Ma non bastava, non è mai bastato in un Paese che ha memoria cortissima e cordoni della borsa strettistretti. Un Paese che voleva far pagare le vittime di un terremoto perché avevano avuto l’ardire di dormire in casa. Lo scopo è istituire un fondo per risarcire le vittime dei danni subiti, quelle ancora in vita almeno. Il testo è stato depositato a Palazzo Madama e dovrà promuovere “la memoria dei tragici eccidi perpetrati ai danni della popolazione italiana durante la Seconda guerra mondiale”. Eccidi “ad opera, in particolare, delle truppe coloniali, composte in prevalenza da marocchini, algerini, tunisini e senegalesi inquadrati nel Corpo di spedizione francese in Italia”.

Data sbagliata ma battaglia giustissima

Andrea De Priamo

Il senatore De Priamo è andato a silloge emozionale, un po’ ci sta, un po’ funziona così. Parlando di “punte di inaudita ferocia in Ciociaria” di un fenomeno che colpì tutta l’Italia centro meridionale a partire dall’operazione Husky, dallo sbarco in Sicilia degli alleati cioè.
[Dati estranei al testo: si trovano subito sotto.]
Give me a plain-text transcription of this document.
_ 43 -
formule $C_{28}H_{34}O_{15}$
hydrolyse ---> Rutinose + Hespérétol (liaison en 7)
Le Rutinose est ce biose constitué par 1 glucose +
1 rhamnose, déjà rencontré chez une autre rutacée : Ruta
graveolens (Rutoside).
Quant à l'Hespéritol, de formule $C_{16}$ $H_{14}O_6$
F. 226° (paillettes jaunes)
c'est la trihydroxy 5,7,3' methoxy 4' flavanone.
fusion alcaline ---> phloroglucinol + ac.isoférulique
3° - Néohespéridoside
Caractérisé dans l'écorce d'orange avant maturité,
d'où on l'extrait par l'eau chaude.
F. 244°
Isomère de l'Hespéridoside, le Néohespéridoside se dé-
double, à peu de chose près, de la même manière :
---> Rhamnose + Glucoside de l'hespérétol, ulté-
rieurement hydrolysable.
Donne di ogni età, ma anche uomini, subirono stupri spesso compiuti in gruppo e chi si opponeva veniva picchiato selvaggiamente o ucciso”.

Le denunce arrivarono negli anni a 60mila, un terzo delle quali ricorse alle autorità militari francesi e a quelle italiane. In buona sostanza due terzi di quegli orrori sono ancora sepolti nella memoria di chi li subì. O nelle bare in cui la memoria di chi fu vittima andò sepolta assieme a quei corpi violati.

Cosa c’entrano i polacchi con il Ddl

La richiesta recepita è stata quella dell’Associazione Nazionale Vittime della Marocchinate e Fratelli d’Italia individua questa giornata nella data del 18 maggio di ogni anno. La data è controversa, perché quello è esattamente il giorno in cui i soldati polacchi issarono la bandiera sulle rovine dell’Abbazia di Monte Cassino. E i coloniali inquadrati nel Corpo di spedizione francese in Italia sciamarono nella vallata dopo aver sfondato la linea Gustav”.

Ma la polpa del provvedimento non dovrebbe dividere nulla, perché andrebbe a chiudere una ferita che risale ad ottant’anni fa. Quando bastava un ufficiale tedesco che disprezzava i “negri” per far dimenticare che l’orrore da cui scappare non ha caselle, non ha colori e non ha steccati.

E che quando è libero semplicemente sciama e sperde il male in giro, nei posti, nel tempo e nella carne della gente. Fin quando chi ne è vittima non diventa misera, spesso postuma occasione di redenzione. Occasione tarda per una redenzione tardiva. Ma necessaria.